Re: [PATCH 03/13] gpu: nova-core: fsp: try to enforce exclusive access to FSP channel

From: Eliot Courtney

Date: Tue Jun 16 2026 - 22:56:49 EST

On Tue Jun 16, 2026 at 2:16 AM JST, Gary Guo wrote:
> On Mon Jun 15, 2026 at 3:40 PM BST, Eliot Courtney wrote:
>> Currently, `send_msg` assumes that the channel to FSP is free to write
>> into. But, it might not be. Both the kernel driver and GSP communicate
>> with FSP. The way they should attempt to keep exclusive access to this
>> channel to FSP is by making sure they don't try to start writing if
>> there's pending data until the full round trip has finished.
>>
>> Signed-off-by: Eliot Courtney <ecourtney@xxxxxxxxxx>
>> ---
>> drivers/gpu/nova-core/falcon/fsp.rs | 23 +++++++++++++++++++++++
>> 1 file changed, 23 insertions(+)
>>
>> diff --git a/drivers/gpu/nova-core/falcon/fsp.rs b/drivers/gpu/nova-core/falcon/fsp.rs
>> index 21eaa8e261ce..cdb476894e1a 100644
>> --- a/drivers/gpu/nova-core/falcon/fsp.rs
>> +++ b/drivers/gpu/nova-core/falcon/fsp.rs
>> @@ -125,6 +125,26 @@ fn poll_msgq(&self, bar: Bar0<'_>) -> Result<u32> {
>> }
>> }
>>
>> + /// Both the kernel driver and GSP talk to FSP. Try to ensure exclusive access to the FSP is
>> + /// enforced by making sure there is not a pending message already sent to FSP, and that there
>> + /// is no pending message from FSP to be read.
>> + fn wait_until_ready(&mut self, bar: Bar0<'_>) -> Result {
>> + read_poll_timeout(
>> + || {
>> + let qhead = bar.read(regs::NV_PFSP_QUEUE_HEAD::at(0)).address();
>> + let qtail = bar.read(regs::NV_PFSP_QUEUE_TAIL::at(0)).address();
>> + let mhead = bar.read(regs::NV_PFSP_MSGQ_HEAD::at(0)).val();
>> + let mtail = bar.read(regs::NV_PFSP_MSGQ_TAIL::at(0)).val();
>
> How does this prevent race between kernel and GSP when initiating FSP
> communcation?

You are right that it does not prevent it in the general case.

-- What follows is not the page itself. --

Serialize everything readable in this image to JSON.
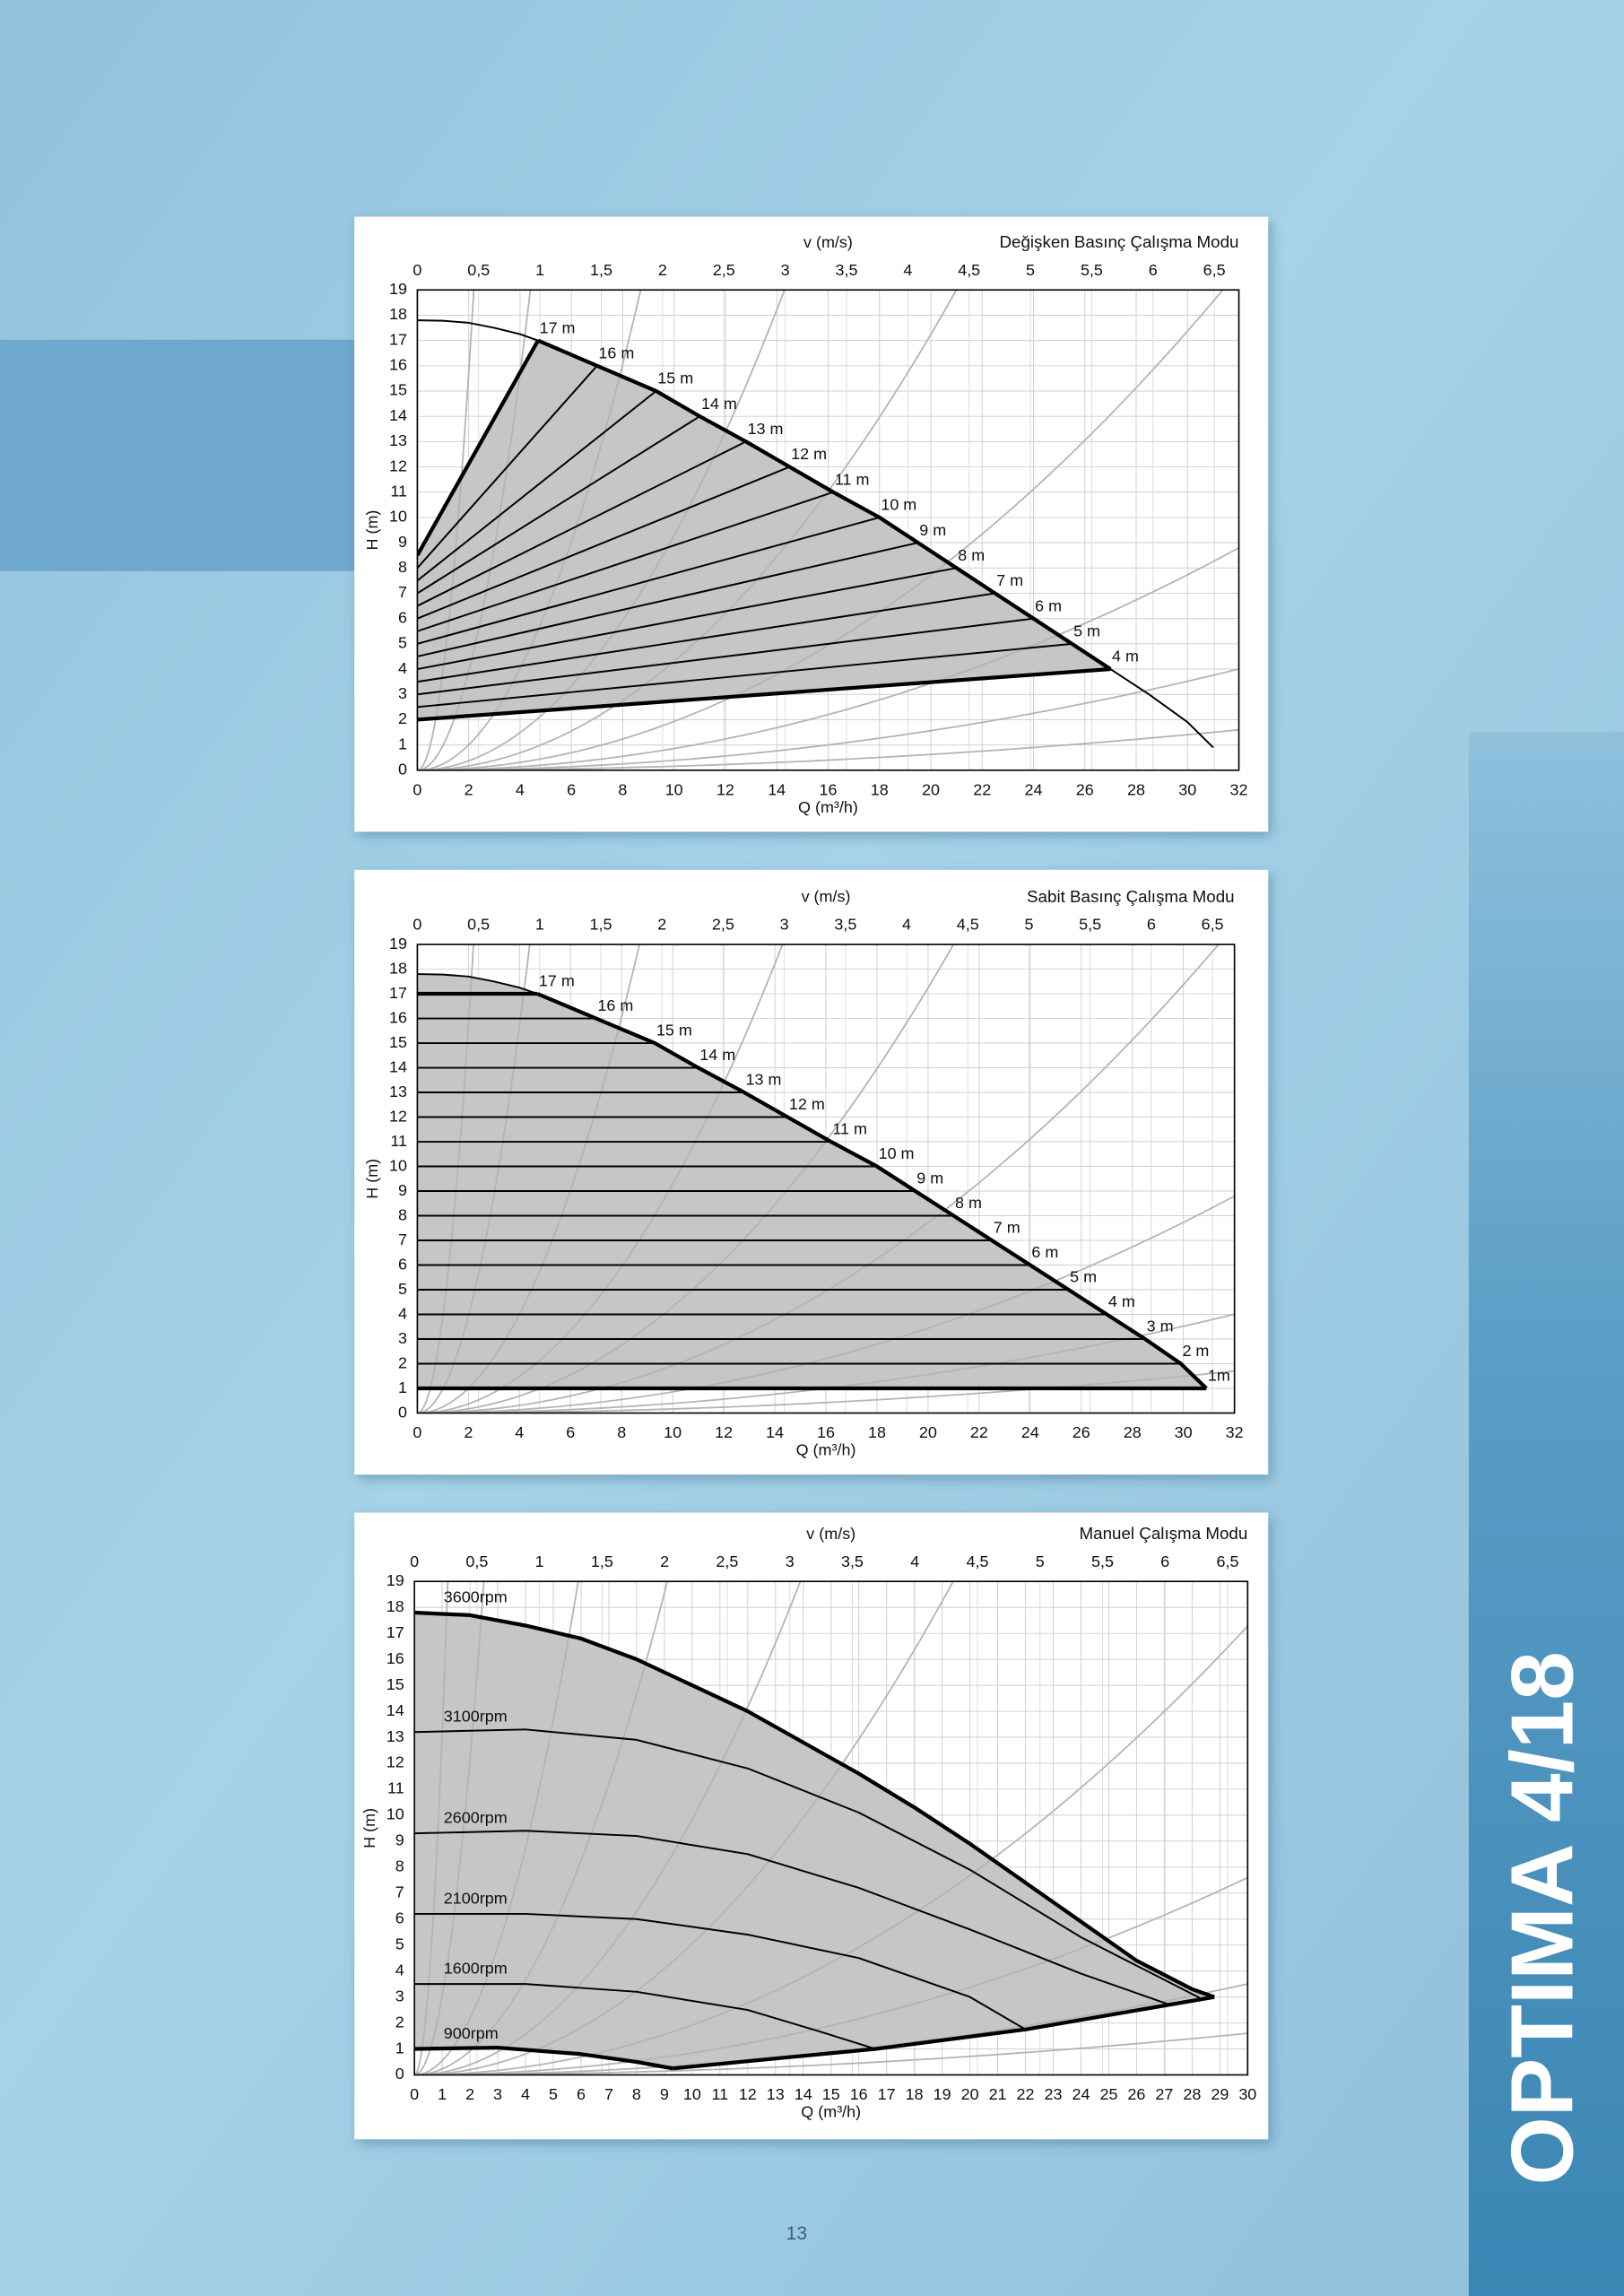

This is the logic that openrm uses and locally, much earlier, I observed
sometimes I did actually need this for reprobe to work. I think the
reason (but it's been a while) is that before we did not wait for GSP to
halt on unload and probe failure, which could mean there's a leftover
message from FSP that is not consumed if you reprobe quickly after a
failure. Now that we wait for GSP to halt it's much harder for this kind
of issue to occur. Actually, it might be impossible currently for this
kind of race to happen without a failure on unload (e.g. timeout of
waiting for GSP to reset).

The reason I thought to add this is more to match what appears to be
the protocol that this transport uses (even if it might not be sound
generally). I am curious what others think, if it's worth keeping this -
IMO it is since it does appear to be part of the way the communication
on the transport is meant to be done.

At least the comments could be better, since it looks like my hedging
"try to ensure" is confusing because it really doesn't in the general
case.

>
> Best,
> Gary
>
>> +
>> + Ok(qhead == qtail && mhead == mtail)
>> + },
>> + |&ready| ready,
>> + Delta::from_millis(10),
>> + Delta::from_millis(FSP_MSG_TIMEOUT_MS),
>> + )?;
>> + Ok(())
>> + }
>> +
>> /// Writes `packet` to FSP EMEM and updates the queue pointers to notify FSP.
>> ///
>> /// Returns `EINVAL` if `packet` is empty or its length is not 4-byte aligned.
>> @@ -133,6 +153,9 @@ pub(crate) fn send_msg(&mut self, bar: Bar0<'_>, packet: &[u8]) -> Result {
>> return Err(EINVAL);
>> }
>>
>> + // Try to make sure we have exclusive access to the FSP at this point.
>> + self.wait_until_ready(bar)?;
>> +
>> self.write_emem(bar, packet)?;
>>
>> // Update queue pointers. TAIL points at the last DWORD written.